Goldman says Central Banks gobble up 20% of global gold supply
NEW YORK – Central banks are consuming a fifth of the global supply of gold, signaling a shift away from the dollar that’s bolstering the case for owning bullion, according to Goldman Sachs Group.
“De-dollarization in central banks - demand from central banks for gold is biggest since the Nixon era, eating up 20% of global supply,” Jeff Currie, the head of global commodities research at Goldman, said in a Bloomberg Television interview Monday. “I am going to like gold better than bonds because the bonds won’t reflect that de-dollarization.”
Last week, Goldman analysts including Sabine Schels said investors should diversify their long-term bond holdings with gold, citing “fear-driven demand” for the precious metal.
Bullion climbed to a six-year high in September as the Federal Reserve cut borrowing costs and the total pile of debt yielding less than zero climbed to a record $17-trillion, boosting the appeal of non-interest bearing gold.
Hedge funds and other large speculators boosted their bullish bets on the precious metal by 8.9% in the week ended December 3, government data showed Friday. That’s the biggest gain since late September.

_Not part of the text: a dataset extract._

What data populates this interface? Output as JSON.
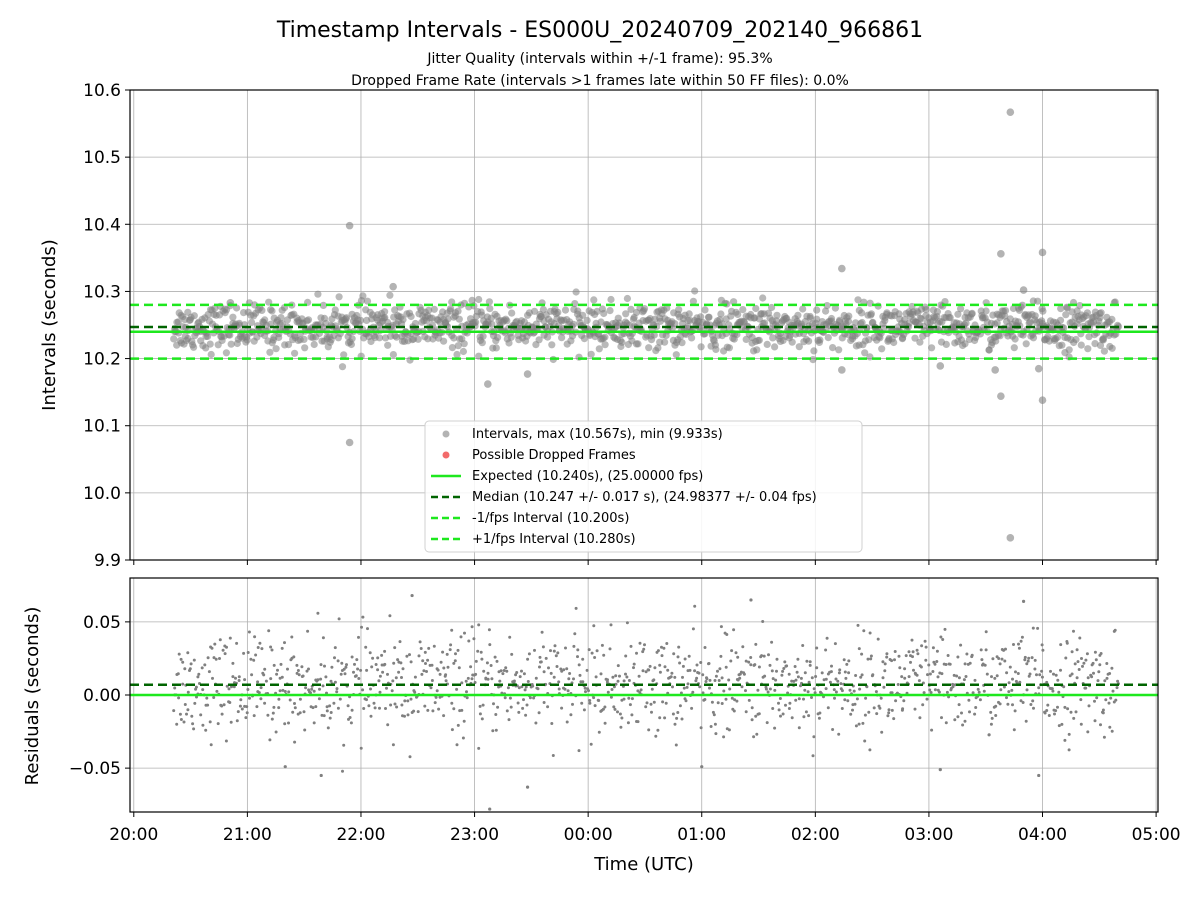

“Gold cannot fully replace government bonds in a portfolio, but the case to reallocate a portion of normal bond exposure to gold is as strong as ever,” Goldman said in a note Friday. “We still see upside in gold as late cycle concerns and heightened political uncertainty will likely support investment demand” for bullion as a defensive asset.
Gold has fallen about 6% from its peak in September in the spot market. The precious metal rose 0.1% to close at $1 461.68/oz at 5 p.m. in New York.
While Goldman said the correction in bullion prices has further room to run, the bank is still sticking to its forecast prices will climb to $1 600 over the next year.